I highly recommend you to test zen-browser if you haven't already!

I still can't really get behind the idea of a closed-source browser. Market dynamics aside, Chromium is at least open source (and if anything, most of the stuff that's bundled into the version of it that makes Chrome isn't particularly desirable to me anyhow). Firefox is not nearly bad enough for me to want to swap to a browser where the business model is the selling point.
Nope, I don't use closed source browsers. Hell no.
It's closed source and chromium based, it's also really ugly looking IMO. The Android version also doesn't support addons so that's a huge fail. I'll stick with Zen.
I may be a bit unorthodox here but to me the user interest is in minimizing the amount that it attempts to modify the web. Ad blocking is frankly not something I want my browser to do. I want it to make it hard to advertise -- things like forbidding third party cookies, preventing browser fingerprinting, allowing text selection always, supporting dev tools and inspection, etc. Basically trying to respect the fact that it is a user agent and not a "server agent". This means killing off features like integrated sign-in and probably search result pre-fetching.

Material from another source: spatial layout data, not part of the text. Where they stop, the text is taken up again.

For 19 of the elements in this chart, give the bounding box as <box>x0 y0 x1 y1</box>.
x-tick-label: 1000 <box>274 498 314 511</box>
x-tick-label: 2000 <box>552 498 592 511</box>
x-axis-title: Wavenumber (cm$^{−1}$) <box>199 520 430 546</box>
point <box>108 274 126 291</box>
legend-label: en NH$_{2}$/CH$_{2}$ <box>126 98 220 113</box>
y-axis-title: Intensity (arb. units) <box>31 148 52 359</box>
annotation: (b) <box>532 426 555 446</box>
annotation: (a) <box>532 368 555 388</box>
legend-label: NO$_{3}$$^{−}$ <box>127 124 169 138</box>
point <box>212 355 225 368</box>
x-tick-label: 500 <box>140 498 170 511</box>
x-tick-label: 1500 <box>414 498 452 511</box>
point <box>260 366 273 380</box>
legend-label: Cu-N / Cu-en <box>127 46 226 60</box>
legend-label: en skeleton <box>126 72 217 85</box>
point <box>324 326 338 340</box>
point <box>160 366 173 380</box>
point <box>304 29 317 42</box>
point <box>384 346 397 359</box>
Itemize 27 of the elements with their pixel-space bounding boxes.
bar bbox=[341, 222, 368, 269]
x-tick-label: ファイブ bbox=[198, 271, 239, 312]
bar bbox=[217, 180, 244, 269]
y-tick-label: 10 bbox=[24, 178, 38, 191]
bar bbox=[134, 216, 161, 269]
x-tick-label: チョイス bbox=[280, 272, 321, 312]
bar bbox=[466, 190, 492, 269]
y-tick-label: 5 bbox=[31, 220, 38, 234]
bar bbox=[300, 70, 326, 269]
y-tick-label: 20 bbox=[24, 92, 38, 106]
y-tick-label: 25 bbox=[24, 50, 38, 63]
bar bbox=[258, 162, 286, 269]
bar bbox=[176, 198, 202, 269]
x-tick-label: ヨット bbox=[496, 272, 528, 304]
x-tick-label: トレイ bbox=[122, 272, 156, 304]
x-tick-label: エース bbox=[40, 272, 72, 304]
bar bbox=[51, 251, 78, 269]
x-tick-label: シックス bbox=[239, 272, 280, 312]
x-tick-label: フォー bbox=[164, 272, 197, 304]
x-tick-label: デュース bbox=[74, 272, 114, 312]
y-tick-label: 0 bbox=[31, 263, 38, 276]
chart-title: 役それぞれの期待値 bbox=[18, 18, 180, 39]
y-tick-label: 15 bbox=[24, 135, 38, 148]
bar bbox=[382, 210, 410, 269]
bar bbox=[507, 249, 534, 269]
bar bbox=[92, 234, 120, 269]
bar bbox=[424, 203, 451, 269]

The reality is that if you are using ad blocking, you are free-riding off of users who are not using them. It's an illusion to believe that "ad blocking" can actually work. If "ad blockers" were universal, then sites would just work around it -- instead of serving from third-party domains they would use plugins to serve on the first-party page. This will make everything slower and more heavyweight. Right now it's just not worth doing it.

For me on Windows. It hangs a lot. Thus I uninstalled.
Closed-source/proprietary and downstream of Chrom* so contributes to browser monoculture. Thanks but no thanks, I'm sticking with Firefox.
Used Vivaldi for years but it kept breaking my workflows and would wipe out my meticulously assembled tab groups. After few such gaffes I switched to Brave. I really wanted Vivaldi to work but can’t let it break workflows.